Kandi Technologies Group Inc. (NASDAQ: KNDI) shares pulled back late in the week when the company announced a registered direct placement offering. This stock has been making moves over the past month, and now seems like as good a time as any to capitalize on the gains.
At the beginning of this month, Kandi received an update from the U.S. Environmental Protection Agency (EPA). Essentially, the EPA granted the required clearance for two of the company’s electric vehicles (EVs) to enter the U.S. market.
More recently, the Chinese EV maker stumbled last week when it reported its most recent quarterly results. However, the stock is up since then.
Now, the firm is offering a registered direct placement of $100 million of roughly 8.50 million units of its securities at a price of $11.30. Each unit consists of one share of the common stock and 0.4 warrants to purchase a share of common stock. The warrants have an exercise price of $14.50 per share, and a term of 30 months.

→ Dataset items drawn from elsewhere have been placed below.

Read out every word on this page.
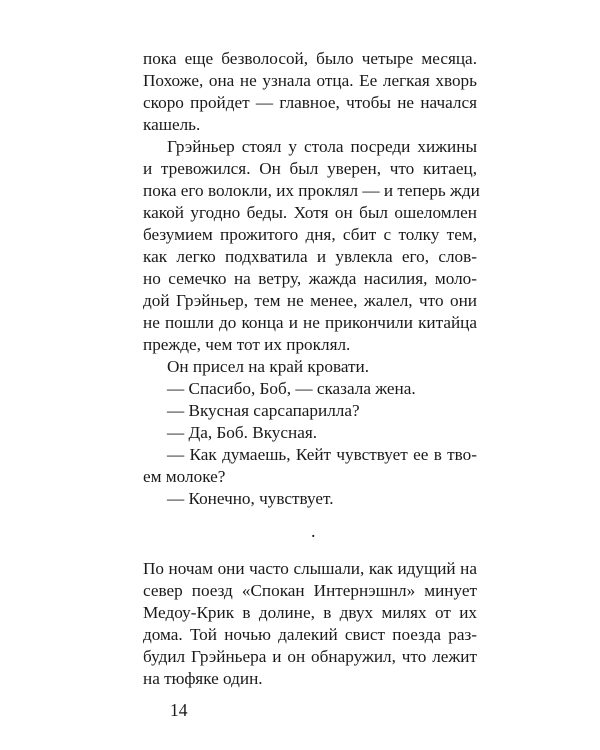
пока еще безволосой, было четыре месяца.

Похоже, она не узнала отца. Ее легкая хворь

скоро пройдет — главное, чтобы не начался

кашель.

Грэйньер стоял у стола посреди хижины

и тревожился. Он был уверен, что китаец,

пока его волокли, их проклял — и теперь жди

какой угодно беды. Хотя он был ошеломлен

безумием прожитого дня, сбит с толку тем,

как легко подхватила и увлекла его, слов-

но семечко на ветру, жажда насилия, моло-

дой Грэйньер, тем не менее, жалел, что они

не пошли до конца и не прикончили китайца

прежде, чем тот их проклял.

Он присел на край кровати.

— Спасибо, Боб, — сказала жена.

— Вкусная сарсапарилла?

— Да, Боб. Вкусная.

— Как думаешь, Кейт чувствует ее в тво-

ем молоке?

— Конечно, чувствует.

.

По ночам они часто слышали, как идущий на

север поезд «Спокан Интернэшнл» минует

Медоу-Крик в долине, в двух милях от их

дома. Той ночью далекий свист поезда раз-

будил Грэйньера и он обнаружил, что лежит

на тюфяке один.

14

The net proceeds from the offering are expected to be used for working capital and general corporate purposes, including the research and development of EV sports car models and expenditures necessary to assure that the EV models comply with all necessary requirements for entry into the U.S. market.
The completion of the placement is expected to occur no later than November 24.
Excluding Friday’s move, Kandi has outperformed the broad markets, with its stock up about 205% year to date. In the past six months, it is up closer to 380%.
Kandi Technologies stock traded up about 18% to $11.86 on Friday, in a 52-week range of $2.17 to $17.40. The consensus price target is $12.00.